Trois autres lectures à venir

Cependant, rien n'est bouclé. La loi d'avenir agricole doit être examinée par le Sénat, en avril. Elle repassera ensuite devant les deux assemblées en seconde lecture, puis, si nécessaire, en commission mixte paritaire. Dans cet optique, les syndicats fourbissent leurs armes et s'accordent pour regretter un flou dans certaines mesures.

La FNSEA attend du Sénat, qui doit examiner le texte en avril, « des améliorations substantielles », et veut s'assurer que « les GIEE répondent aux besoins d'innovation au bénéfice du plus grand nombre ». Elle attend aussi que le dispositif interprofessionnel soit pérennisé, et qu'un « véritable statut professionnel de l'agriculteur » soit mis en place.

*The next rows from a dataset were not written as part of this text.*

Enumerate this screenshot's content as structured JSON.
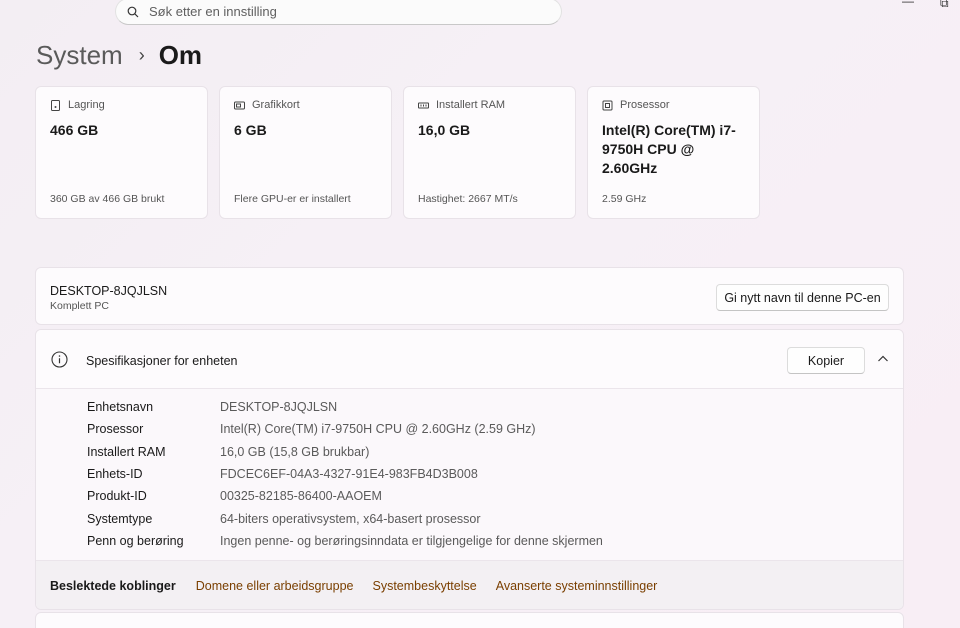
{
  "search": {
    "placeholder": "Søk etter en innstilling"
  },
  "window_controls": {
    "minimize": "—",
    "restore": "⧉"
  },
  "breadcrumb": {
    "parent": "System",
    "separator": "›",
    "current": "Om"
  },
  "cards": [
    {
      "icon": "storage-icon",
      "label": "Lagring",
      "value": "466 GB",
      "sub": "360 GB av 466 GB brukt"
    },
    {
      "icon": "graphics-card-icon",
      "label": "Grafikkort",
      "value": "6 GB",
      "sub": "Flere GPU-er er installert"
    },
    {
      "icon": "ram-icon",
      "label": "Installert RAM",
      "value": "16,0 GB",
      "sub": "Hastighet: 2667 MT/s"
    },
    {
      "icon": "processor-icon",
      "label": "Prosessor",
      "value": "Intel(R) Core(TM) i7-9750H CPU @ 2.60GHz",
      "sub": "2.59 GHz"
    }
  ],
  "pc": {
    "name": "DESKTOP-8JQJLSN",
    "model": "Komplett PC",
    "rename_label": "Gi nytt navn til denne PC-en"
  },
  "specs": {
    "title": "Spesifikasjoner for enheten",
    "copy_label": "Kopier",
    "rows": [
      {
        "key": "Enhetsnavn",
        "value": "DESKTOP-8JQJLSN"
      },
      {
        "key": "Prosessor",
        "value": "Intel(R) Core(TM) i7-9750H CPU @ 2.60GHz (2.59 GHz)"
      },
      {
        "key": "Installert RAM",
        "value": "16,0 GB (15,8 GB brukbar)"
      },
      {
        "key": "Enhets-ID",
        "value": "FDCEC6EF-04A3-4327-91E4-983FB4D3B008"
      },
      {
        "key": "Produkt-ID",
        "value": "00325-82185-86400-AAOEM"
      },
      {
        "key": "Systemtype",
        "value": "64-biters operativsystem, x64-basert prosessor"
      },
      {
        "key": "Penn og berøring",
        "value": "Ingen penne- og berøringsinndata er tilgjengelige for denne skjermen"
      }
    ]
  },
  "related": {
    "label": "Beslektede koblinger",
    "links": [
      "Domene eller arbeidsgruppe",
      "Systembeskyttelse",
      "Avanserte systeminnstillinger"
    ]
  },
  "colors": {
    "link": "#7a3f00",
    "background": "#f5eff5"
  }
}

La Confédération paysanne regrette que « l'ouverture de l'accès au métier reste très contenue, la diminution de l'usage des pesticides et antibiotiques est très limitée, le pluralisme syndical n'est toujours pas pleinement assumé », mais elle assure que « tout n'est pas encore joué ».

François Thabuis, président des Jeunes agriculteurs, se félicite de la création « d'outils qui faciliteront la mise en relation entre cédants et jeunes agriculteurs » et de l'adaptation du contrat de génération à l'agriculture. Considérant qu'« il reste des sujets sur lesquels la loi peut être améliorée », il veut utiliser le Salon de l'agriculture pour mener campagne.

Enfin, selon la Coordination rurale, « le projet voté n'apporte aucune solution concrète aux problèmes des agriculteurs », mais « vient aggraver leur situation en alourdissant leurs contraintes et en compliquant la question du foncier ». Elle « appelle les sénateurs à faire preuve de bon sens lors des débats qui débuteront en avril prochain en reprenant à leur compte les propositions qu'elle leur fera ».

Il n'empêche : si des amendements peuvent encore arriver pendant la suite du chemin législatif, cette première lecture a validé le cadre de travail et les orientations du ministre.